Supplemental Medical Insurance for SeniorsMedicare supplement plans help patients cover extra expenses—but which ones are the best choices? New enrollees to Medicare are often surprised to find that the comprehensive medical insurance, wide-ranging as it is, doesn’t address every single cost incurred in a medical visit or hospital stay. Thanks to private insurers, there’s a reasonable source for defraying some of those incidental charges. Medicare supplement plans—slangily known as “Medigap” plans—are sold by private insurers to help Medicare patients cover secondary costs original Medicare doesn’t cover. Medigap policies help defray extra expenses that would otherwise fall in the laps—and pocketbooks—of the insured. So when a healthcare expense is incurred, the primary insurer (i.e., Medicare) pays everything up to the coverage limits. This coverage may not address expenses for copayments or total deductibles or leave the policyholder on the hook for additional expenses. That’s where Medigap plans come in. This supplemental insurance pays for certain parts of medical treatment—most often, the above-mentioned copayments and deductibles—as sort of “backup” funding for the patient. Since Medigap plans are sold by private insurers outside Medicare, they offer a level of fluidity older patients often require for emergencies and unexpected circumstances. “Medigap gives you flexibility without having to worry about a physician network,” insurance broker Garrett Ball explained in 2017. “Medigap’s more predictable (with) out-of-pocket costs. With Medigap, you don’t have copays in most cases. You pay a higher monthly premium, but you know you’re only going to have a certain amount of OOP costs.” Supplemental insurance plans are only available for those who already have Medicare coverage, and can be tricky to get because of some quirks in certain states. (Those with Medicare Advantage plans can’t get Medigap plans, either.) But they’ve helped a huge number of older citizens stave off a mountain of excessive costs for late-life medical care.
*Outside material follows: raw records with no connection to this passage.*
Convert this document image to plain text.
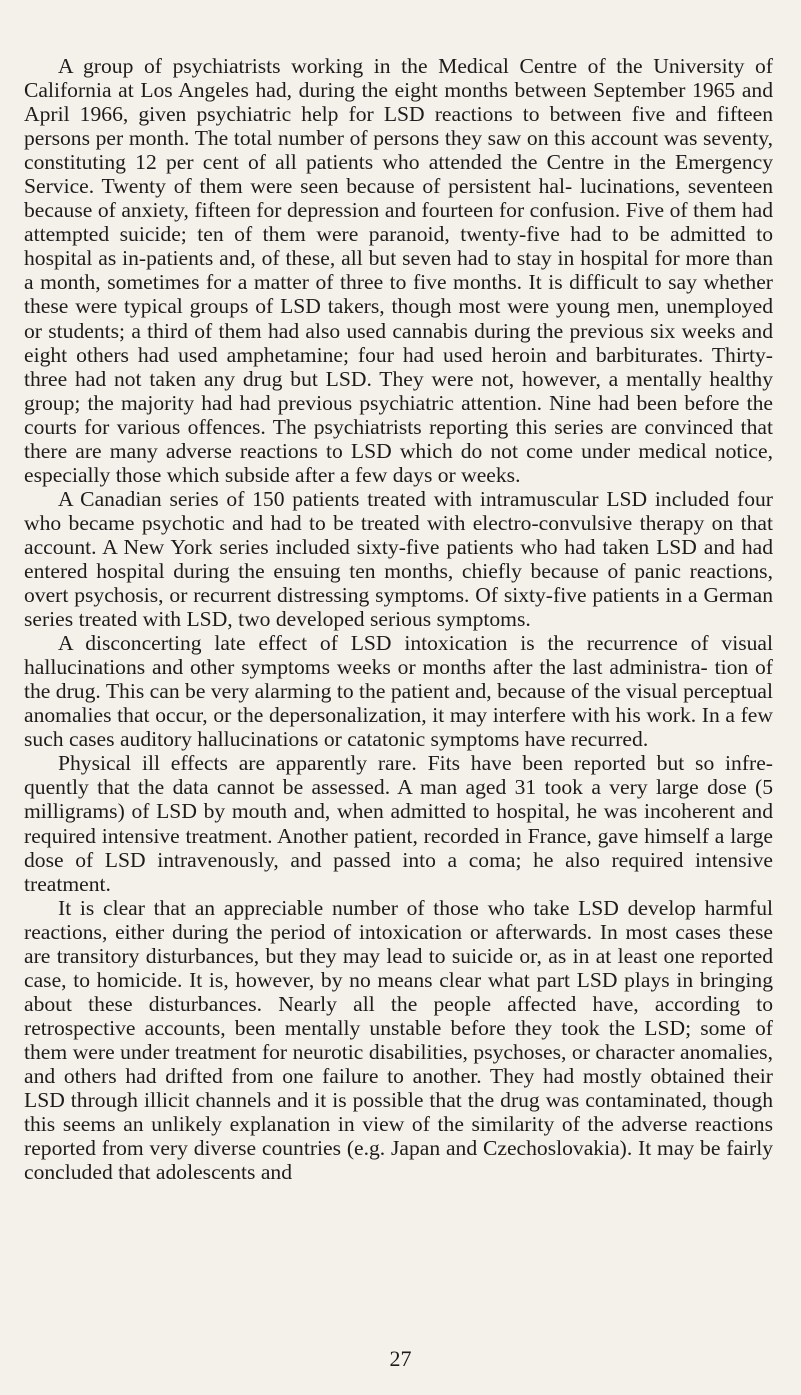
A group of psychiatrists working in the Medical Centre of the University of California at Los Angeles had, during the eight months between September 1965 and April 1966, given psychiatric help for LSD reactions to between five and fifteen persons per month. The total number of persons they saw on this account was seventy, constituting 12 per cent of all patients who attended the Centre in the Emergency Service. Twenty of them were seen because of persistent hal- lucinations, seventeen because of anxiety, fifteen for depression and fourteen for confusion. Five of them had attempted suicide; ten of them were paranoid, twenty-five had to be admitted to hospital as in-patients and, of these, all but seven had to stay in hospital for more than a month, sometimes for a matter of three to five months. It is difficult to say whether these were typical groups of LSD takers, though most were young men, unemployed or students; a third of them had also used cannabis during the previous six weeks and eight others had used amphetamine; four had used heroin and barbiturates. Thirty-three had not taken any drug but LSD. They were not, however, a mentally healthy group; the majority had had previous psychiatric attention. Nine had been before the courts for various offences. The psychiatrists reporting this series are convinced that there are many adverse reactions to LSD which do not come under medical notice, especially those which subside after a few days or weeks.

A Canadian series of 150 patients treated with intramuscular LSD included four who became psychotic and had to be treated with electro-convulsive therapy on that account. A New York series included sixty-five patients who had taken LSD and had entered hospital during the ensuing ten months, chiefly because of panic reactions, overt psychosis, or recurrent distressing symptoms. Of sixty-five patients in a German series treated with LSD, two developed serious symptoms.

A disconcerting late effect of LSD intoxication is the recurrence of visual hallucinations and other symptoms weeks or months after the last administra- tion of the drug. This can be very alarming to the patient and, because of the visual perceptual anomalies that occur, or the depersonalization, it may interfere with his work. In a few such cases auditory hallucinations or catatonic symptoms have recurred.

Physical ill effects are apparently rare. Fits have been reported but so infre- quently that the data cannot be assessed. A man aged 31 took a very large dose (5 milligrams) of LSD by mouth and, when admitted to hospital, he was incoherent and required intensive treatment. Another patient, recorded in France, gave himself a large dose of LSD intravenously, and passed into a coma; he also required intensive treatment.

It is clear that an appreciable number of those who take LSD develop harmful reactions, either during the period of intoxication or afterwards. In most cases these are transitory disturbances, but they may lead to suicide or, as in at least one reported case, to homicide. It is, however, by no means clear what part LSD plays in bringing about these disturbances. Nearly all the people affected have, according to retrospective accounts, been mentally unstable before they took the LSD; some of them were under treatment for neurotic disabilities, psychoses, or character anomalies, and others had drifted from one failure to another. They had mostly obtained their LSD through illicit channels and it is possible that the drug was contaminated, though this seems an unlikely explanation in view of the similarity of the adverse reactions reported from very diverse countries (e.g. Japan and Czechoslovakia). It may be fairly concluded that adolescents and

27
What Medicare Supplemental Insurance Plans CoverEach of the 10 Medigap plans offers one aspect of full coverage across the board, with no exceptions. That’s the Medicare Part A coinsurance and hospital costs. Part A basically addresses any inpatient hospital stay the policyholder may experience, including skilled nursing care, hospice care, and some aspects of home healthcare. All Medigap plans pay 100% of the coinsurance and copayment charges incurred. From there, each plan offers different coverage levels for different things:
- Medical Part B Coinsurance and Copayments — Simply stated, this refers to medical insurance that doesn’t involve a stay in the hospital. It includes doctor office visits, preventative care, vaccines or shots, outpatient mental health and rehab, chemotherapy or physical therapy, wheelchairs, and other equipment and services.
- First Three Pints of Blood — Some patients have to pay for the initial stages of their blood transfusions. Some Medigap plans cover all or part of the first three pints.
- Medicare Part A Hospice Care Coinsurance or Copayments — For those facing life expectancies of six months or less or are receiving palliative care rather than efforts to cure an illness.
- Skilled Nursing Care Facility Coinsurance — This is coverage for in-patient rehab centers with on-site, trained medical staffers handling some specific therapy needs for patients.
- Deductibles for Parts A & B — Medigap plans offer different percentages of recouping for patient-paid upfront costs; some cover all, some cover half and others cover none.
- Part B Excess Charges — These address some of the overage fees in case you visit a doctor not in the Medicare network.
- Foreign Travel Emergencies — Since Medicare doesn’t cover the treatment you receive if you’re visiting a foreign country, some Medigap plans offer to cover a large amount of your incurred expenses away from America. Some do not.